By Joseph Debreczeni

Translation by Paul Olchvary

Jonathan Cape, £16.99

Reviewed by David Herman

In recent years a number of extraordinary Holocaust memoirs have been published: Landscapes of the Metropolis of Death by Otto Dov Kulka, I Was a Doctor in Auschwitz by Gisella Perl and now Cold Crematorium by József Debreczeni, first published in Yugoslavia in 1950, with an excellent foreword by JC columnist Jonathan Freedland.

Debreczeni (1905-78) was a Hungarian-language writer who lived in northern Serbia. He was deported to Auschwitz in 1944. He arrived after a two-day rail journey. Had he been selected to go “left”, he would have been lucky to survive an hour. Instead, he was sent to the “right”, which led to 14 months of slave labour in a series of work camps, ending in the “Cold Crematorium” at Dornhau where prisoners too weak to work were left to die.

His first impressions of Auschwitz are how thin the inmates are, “skeletons wobbling along in striped sackcloth uniforms”. Everything happens at disorienting speed. Life-changing choices have to be made in an instant: walk ten kilometres uphill or go by truck? Those who walk are fit enough to work. Those who go by truck are gassed. Other inmates tell the new arrivals to hand over their last food. “Morons, you’ll turn in everything at the showers, anyway.”

Debreczeni was only briefly in Auschwitz. He then worked in three separate subcamps in “the land of Auschwitz” where slave labourers were worked to death. Debreczeni brilliantly describes the brutality of this world. First, there’s the hierarchy among the inmates, those entitled to better soap, better clothes, the opportunity to steal, including gold teeth from corpses, which can be traded for food. They even get separate soup. “With meat. They get more bread; they get coffee; they get cigarettes. Clothes, shoes, money. They don’t work 14 hours a day.”

There isn’t just one kind of kapo. There are those working for the private companies who run the sub-camps, with the company name on their armbands. There are those like the commander of the potato peelers, “the first among equals”, because “potatoes were life itself”. Then there were the other kitchen workers and, of course, the doctors and healthcare workers who had the power over who lives and who dies.

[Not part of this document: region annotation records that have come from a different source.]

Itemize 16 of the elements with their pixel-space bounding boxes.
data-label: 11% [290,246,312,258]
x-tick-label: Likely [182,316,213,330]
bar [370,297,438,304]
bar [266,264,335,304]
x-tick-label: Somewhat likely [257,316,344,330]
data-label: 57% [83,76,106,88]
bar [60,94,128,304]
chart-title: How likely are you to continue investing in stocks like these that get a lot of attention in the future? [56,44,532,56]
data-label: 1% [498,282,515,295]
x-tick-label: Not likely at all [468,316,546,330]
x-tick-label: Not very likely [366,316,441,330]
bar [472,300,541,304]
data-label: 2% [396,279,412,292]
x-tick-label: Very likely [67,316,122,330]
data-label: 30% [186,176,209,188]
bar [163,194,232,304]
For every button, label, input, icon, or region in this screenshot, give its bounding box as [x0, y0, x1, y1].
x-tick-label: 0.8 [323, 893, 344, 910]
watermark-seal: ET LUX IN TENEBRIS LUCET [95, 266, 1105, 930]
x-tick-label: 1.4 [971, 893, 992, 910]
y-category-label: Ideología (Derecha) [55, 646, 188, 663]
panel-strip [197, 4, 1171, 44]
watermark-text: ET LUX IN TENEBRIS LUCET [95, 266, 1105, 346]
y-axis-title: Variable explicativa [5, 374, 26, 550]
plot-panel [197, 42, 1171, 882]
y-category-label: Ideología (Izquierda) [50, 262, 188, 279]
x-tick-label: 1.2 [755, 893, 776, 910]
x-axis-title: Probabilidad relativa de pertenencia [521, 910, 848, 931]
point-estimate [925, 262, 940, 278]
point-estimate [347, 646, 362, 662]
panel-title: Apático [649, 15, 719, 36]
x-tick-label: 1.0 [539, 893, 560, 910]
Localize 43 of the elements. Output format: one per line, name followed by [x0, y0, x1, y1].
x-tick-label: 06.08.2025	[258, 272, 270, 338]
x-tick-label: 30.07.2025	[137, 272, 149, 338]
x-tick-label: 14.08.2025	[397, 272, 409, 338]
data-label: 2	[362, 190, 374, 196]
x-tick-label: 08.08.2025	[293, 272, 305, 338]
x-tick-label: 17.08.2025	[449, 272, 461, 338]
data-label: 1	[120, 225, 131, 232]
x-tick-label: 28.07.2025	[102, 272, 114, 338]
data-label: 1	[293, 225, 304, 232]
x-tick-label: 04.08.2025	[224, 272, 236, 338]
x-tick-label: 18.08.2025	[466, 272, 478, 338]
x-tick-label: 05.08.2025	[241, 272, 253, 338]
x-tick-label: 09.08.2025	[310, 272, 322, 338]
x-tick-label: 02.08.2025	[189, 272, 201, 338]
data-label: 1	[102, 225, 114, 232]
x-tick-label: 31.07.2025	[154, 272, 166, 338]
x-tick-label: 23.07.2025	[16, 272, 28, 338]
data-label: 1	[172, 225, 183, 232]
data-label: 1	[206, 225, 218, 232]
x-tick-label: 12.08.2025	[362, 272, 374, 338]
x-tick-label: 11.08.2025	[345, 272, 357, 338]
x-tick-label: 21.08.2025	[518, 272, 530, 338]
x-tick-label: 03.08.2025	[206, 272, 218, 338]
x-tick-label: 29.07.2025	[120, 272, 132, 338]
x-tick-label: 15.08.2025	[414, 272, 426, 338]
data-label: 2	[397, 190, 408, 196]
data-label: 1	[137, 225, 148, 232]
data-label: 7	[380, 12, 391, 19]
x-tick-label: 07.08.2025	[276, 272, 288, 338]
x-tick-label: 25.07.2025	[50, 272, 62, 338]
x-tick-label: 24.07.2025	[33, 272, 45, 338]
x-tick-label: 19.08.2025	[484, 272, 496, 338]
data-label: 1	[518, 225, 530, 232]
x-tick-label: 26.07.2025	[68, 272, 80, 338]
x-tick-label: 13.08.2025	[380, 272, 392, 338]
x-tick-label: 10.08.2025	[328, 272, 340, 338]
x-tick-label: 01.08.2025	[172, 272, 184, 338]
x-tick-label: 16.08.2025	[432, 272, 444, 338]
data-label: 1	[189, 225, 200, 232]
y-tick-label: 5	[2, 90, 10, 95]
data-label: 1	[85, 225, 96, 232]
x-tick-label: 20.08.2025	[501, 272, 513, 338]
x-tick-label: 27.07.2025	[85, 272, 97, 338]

It is hard to tell which is worse: the backbreaking labour, the ever-present threat of disease (typhus and dysentery are the worst killers), the hunger or the cruelty. One SS sergeant sentences a prisoner to be beaten 50 times, until there is just a “motionless mass”. Another officer, “Half Arm”, shoots a good worker just because he can. ‘”A little demonstration,” he says. “’An example of how even the best Jew must croak.”’ The details of camp life are terrifying. Soon, most prisoners “want nothing more than fewer lice, fewer beatings, and more swill”.

Lice and body fluids are everywhere. “Our blankets are swarming with silvery-glistening colonies of larvae.” There is no sanitation. “Bouts of diarrhea afflict some men 20 times a day.” “Everyone has diarrhea. Hence the horrid yellow streams along the rows of beds.” A young rabbi lies dying, desperate for a last piece of bread. “Bread… I… my insides… are bursting…” These are his last words.

Debreczeni has a journalist’s eye for the telling human detail, how quickly people are dehumanized. One inmate introduces himself: “My name was Farkas. Dr. Farkas.” “Was” is the crucial word. In the bathhouse they’re told to “Open your snouts.” “We understood all too well: not mouths, but snouts.”

Cold Crematorium is an unforgettable evocation of “the Land of Auschwitz”. As liberation approaches, the last survivors see Germans fleeing from the Russians. All they can think is that these people inhabited an unimaginably different world. “They are the Martians of the universe beyond the barbed wire.”